Ditegur DPRD Sragen, PT CWII Klarifikasi PHK dan Prosedur Rekrutmen
SRAGEN, iNewsSragen.id - PT Combine Will Industrial Indonesia (CWII) menyampaikan tanggapan resmi usai mengikuti rapat koordinasi bersama Komisi IV DPRD Kabupaten Sragen pada Senin (4/5/2026).

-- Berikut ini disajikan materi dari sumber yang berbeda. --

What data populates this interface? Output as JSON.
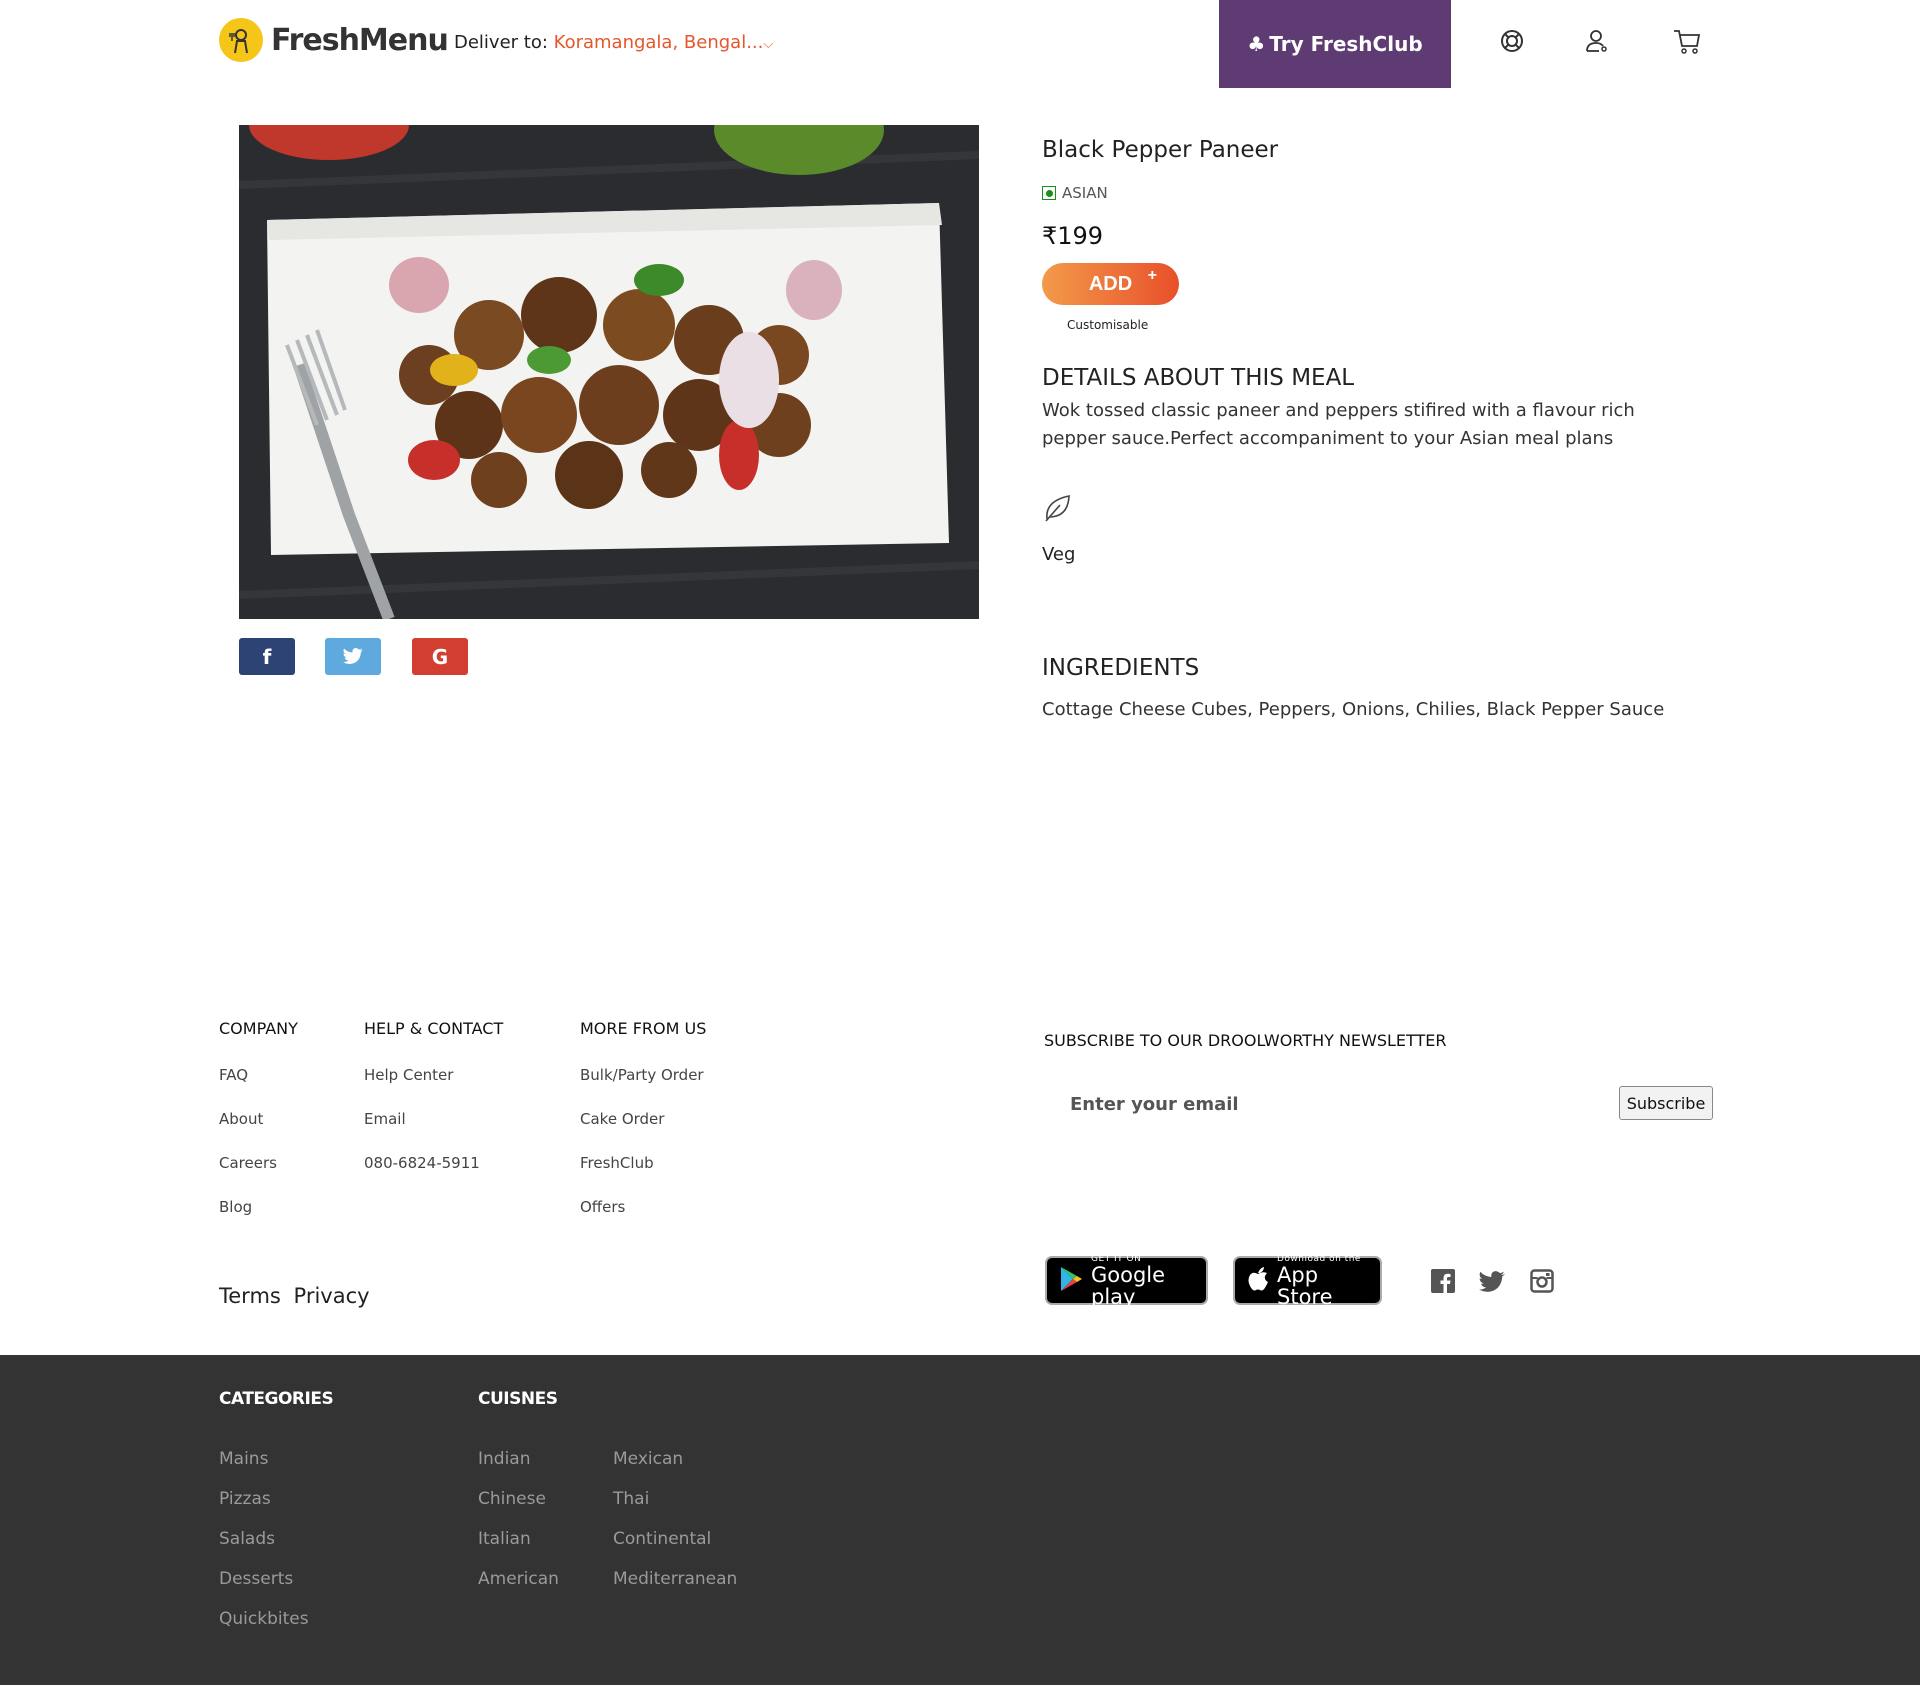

Rapat tersebut membahas sejumlah isu terkait kegiatan operasional perusahaan, termasuk ketenagakerjaan dan prosedur rekrutmen.
Melalui pernyataan tertulis, manajemen CWII menyampaikan apresiasi terhadap forum dialog tersebut sebagai bagian dari komunikasi dan koordinasi dengan wakil masyarakat.
Direktur Utama PT CWII, Mr Jhon, menjelaskan bahwa penyesuaian jumlah tenaga kerja yang terjadi dalam beberapa waktu terakhir merupakan dampak dari dinamika usaha. Faktor yang memengaruhi antara lain perlambatan musiman industri, kondisi geopolitik global, serta kenaikan harga bahan baku.
“Perusahaan saat ini terus melakukan komunikasi dengan pelanggan dan menjajaki peluang kerja sama guna menjaga keberlangsungan operasional,” ujarnya.
Ia menambahkan, perusahaan berharap kondisi usaha dapat berangsur membaik sehingga ke depan memungkinkan peningkatan kembali penyerapan tenaga kerja.
Terkait pengakhiran hubungan kerja (PHK), CWII menyatakan bahwa proses tersebut telah dilaksanakan sesuai ketentuan peraturan perundang-undangan serta melalui mekanisme kesepakatan antara perusahaan dan karyawan.
Manajemen juga memastikan bahwa kewajiban perusahaan telah dipenuhi sesuai aturan dan kesepakatan yang dicapai. Seluruh dokumentasi serta laporan terkait telah disampaikan kepada Dinas Tenaga Kerja Kabupaten Sragen sebagai bagian dari pemenuhan administrasi.
Menanggapi sorotan publik mengenai prosedur pemeriksaan kesehatan dalam proses rekrutmen, CWII menyebut langkah tersebut pada prinsipnya merupakan bagian dari penerapan keselamatan dan kesehatan kerja (K3), sekaligus upaya pencegahan penyakit menular di lingkungan kerja.
Namun demikian, perusahaan mengakui tengah melakukan penelusuran internal terhadap implementasi di lapangan. Selama proses evaluasi berlangsung, perusahaan telah melakukan penyesuaian, termasuk menghentikan praktik yang dinilai belum sesuai dengan standar operasional prosedur (SOP) maupun ketentuan yang berlaku.
“Perusahaan berkomitmen melakukan perbaikan secara bertahap terhadap kebijakan dan prosedur internal,” tulis manajemen.
CWII juga menyatakan akan menindaklanjuti berbagai masukan yang disampaikan dalam rapat DPRD. Jika ditemukan hal yang perlu disesuaikan, perusahaan menegaskan siap mengambil langkah perbaikan sesuai ketentuan.
Dalam pernyataannya, CWII menegaskan komitmen untuk menjalankan kegiatan usaha sesuai regulasi, meningkatkan kualitas kebijakan internal, serta menjaga komunikasi yang konstruktif dengan karyawan, masyarakat, dan instansi terkait.
Perusahaan menilai keterbukaan komunikasi menjadi bagian penting dalam mendukung operasional yang bertanggung jawab serta menjaga hubungan baik dengan seluruh pemangku kepentingan.